RH 152 KOPI “Hati Yang Dikuatkan Oleh Kasih Karunia”
“Sebab hati harus dikuatkan oleh kasih karunia, bukan oleh berbagai peraturan tentang makanan yang tidak memberi faedah kepada mereka yang melakukannya.”
— Ibrani 13:9b
Renungan
Banyak pria berusaha menjadi kuat dengan mengandalkan disiplin, logika, atau keberhasilan. Tapi Firman Tuhan berkata: hati kita hanya bisa benar-benar dikuatkan oleh kasih karunia.
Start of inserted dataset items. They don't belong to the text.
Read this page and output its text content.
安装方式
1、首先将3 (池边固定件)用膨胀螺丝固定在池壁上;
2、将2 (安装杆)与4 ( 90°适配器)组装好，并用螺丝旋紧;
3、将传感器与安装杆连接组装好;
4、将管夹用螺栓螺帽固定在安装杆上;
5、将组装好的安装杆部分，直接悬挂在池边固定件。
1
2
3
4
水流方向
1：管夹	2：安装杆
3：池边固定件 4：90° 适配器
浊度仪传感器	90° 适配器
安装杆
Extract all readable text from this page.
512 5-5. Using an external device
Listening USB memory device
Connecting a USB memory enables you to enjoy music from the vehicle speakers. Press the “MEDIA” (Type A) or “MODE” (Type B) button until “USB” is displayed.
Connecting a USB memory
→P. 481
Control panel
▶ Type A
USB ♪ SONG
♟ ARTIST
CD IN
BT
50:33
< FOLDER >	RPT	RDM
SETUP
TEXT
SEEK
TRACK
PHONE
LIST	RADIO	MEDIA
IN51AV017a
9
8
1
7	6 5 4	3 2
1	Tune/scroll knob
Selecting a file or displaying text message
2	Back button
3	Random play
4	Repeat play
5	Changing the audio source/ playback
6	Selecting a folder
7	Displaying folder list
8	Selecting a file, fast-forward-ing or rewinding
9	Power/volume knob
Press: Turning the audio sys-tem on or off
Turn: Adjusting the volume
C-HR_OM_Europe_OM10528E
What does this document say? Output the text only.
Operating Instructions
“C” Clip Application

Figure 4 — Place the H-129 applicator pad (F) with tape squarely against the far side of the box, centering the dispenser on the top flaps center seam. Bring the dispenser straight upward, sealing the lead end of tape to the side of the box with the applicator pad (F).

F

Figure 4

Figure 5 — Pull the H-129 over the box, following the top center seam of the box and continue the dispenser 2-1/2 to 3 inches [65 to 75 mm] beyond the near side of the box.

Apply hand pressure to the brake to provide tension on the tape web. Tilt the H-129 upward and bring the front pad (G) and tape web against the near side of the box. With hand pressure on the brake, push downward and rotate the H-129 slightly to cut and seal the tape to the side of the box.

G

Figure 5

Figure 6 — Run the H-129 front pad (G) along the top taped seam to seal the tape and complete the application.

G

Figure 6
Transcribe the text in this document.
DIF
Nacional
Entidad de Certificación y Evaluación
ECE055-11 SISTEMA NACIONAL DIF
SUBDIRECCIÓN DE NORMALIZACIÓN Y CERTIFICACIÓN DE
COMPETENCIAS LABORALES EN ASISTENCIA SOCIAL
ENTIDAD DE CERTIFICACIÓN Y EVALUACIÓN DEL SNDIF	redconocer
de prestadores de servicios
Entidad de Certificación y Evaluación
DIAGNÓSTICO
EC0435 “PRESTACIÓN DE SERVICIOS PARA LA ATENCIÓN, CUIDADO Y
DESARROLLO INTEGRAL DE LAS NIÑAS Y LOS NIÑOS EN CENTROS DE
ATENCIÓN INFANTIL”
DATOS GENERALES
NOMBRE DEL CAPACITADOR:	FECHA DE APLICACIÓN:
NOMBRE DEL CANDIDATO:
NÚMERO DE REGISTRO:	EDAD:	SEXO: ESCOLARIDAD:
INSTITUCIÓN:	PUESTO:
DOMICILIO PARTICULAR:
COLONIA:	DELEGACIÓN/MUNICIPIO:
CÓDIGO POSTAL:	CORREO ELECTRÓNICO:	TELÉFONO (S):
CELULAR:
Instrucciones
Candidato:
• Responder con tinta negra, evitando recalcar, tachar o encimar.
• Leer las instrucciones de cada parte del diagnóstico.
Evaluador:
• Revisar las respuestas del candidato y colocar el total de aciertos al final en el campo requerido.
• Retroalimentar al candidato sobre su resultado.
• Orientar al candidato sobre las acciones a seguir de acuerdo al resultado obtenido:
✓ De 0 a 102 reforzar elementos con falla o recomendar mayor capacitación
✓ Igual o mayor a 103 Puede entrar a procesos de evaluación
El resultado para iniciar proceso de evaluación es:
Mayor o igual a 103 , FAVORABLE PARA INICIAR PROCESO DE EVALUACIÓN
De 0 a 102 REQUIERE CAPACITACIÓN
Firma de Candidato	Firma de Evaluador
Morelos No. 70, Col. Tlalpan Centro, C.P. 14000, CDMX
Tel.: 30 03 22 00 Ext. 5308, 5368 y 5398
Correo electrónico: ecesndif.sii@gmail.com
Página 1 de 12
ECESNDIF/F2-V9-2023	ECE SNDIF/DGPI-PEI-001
Artinya, kekuatan sejati tidak lahir dari kesempurnaan, tetapi dari kesadaran bahwa kita diterima dan dikasihi apa adanya oleh Allah.
Kasih karunia mengangkat pria yang jatuh, menghibur yang lelah, dan meneguhkan yang merasa tidak cukup baik. Dunia menuntut performa, tapi kasih karunia memberi ruang untuk pertumbuhan. Dunia menilai dari hasil, tapi Tuhan melihat hati yang mau terus diperbaharui.
Pria yang hidup dalam kasih karunia tidak lagi dikuasai rasa bersalah atau takut gagal. Ia belajar menerima dirinya sebagaimana Tuhan menerimanya, lalu membiarkan kasih itu mengalir ke orang lain. Hati yang dikuatkan oleh kasih karunia menjadi hati yang tenang, rendah hati, dan berani berjalan maju meski belum sempurna.
Refleksi Pribadi
Apakah selama ini aku hidup karena tuntutan atau karena kasih karunia Tuhan?
Dalam hal apa aku masih sulit menerima bahwa kasih Tuhan cukup bagiku?
Bagaimana aku bisa menyalurkan kasih karunia itu kepada orang lain di sekitarku?
Doa
Tuhan, terima kasih untuk kasih karunia-Mu yang menguatkanku setiap hari. Aku tidak ingin lagi hidup karena rasa takut atau tuntutan, tetapi karena kasih-Mu yang memampukanku. Kuatkan hatiku dengan kasih karunia-Mu, agar aku menjadi pria yang damai, teguh, dan membawa kasih-Mu ke mana pun aku pergi. Amin.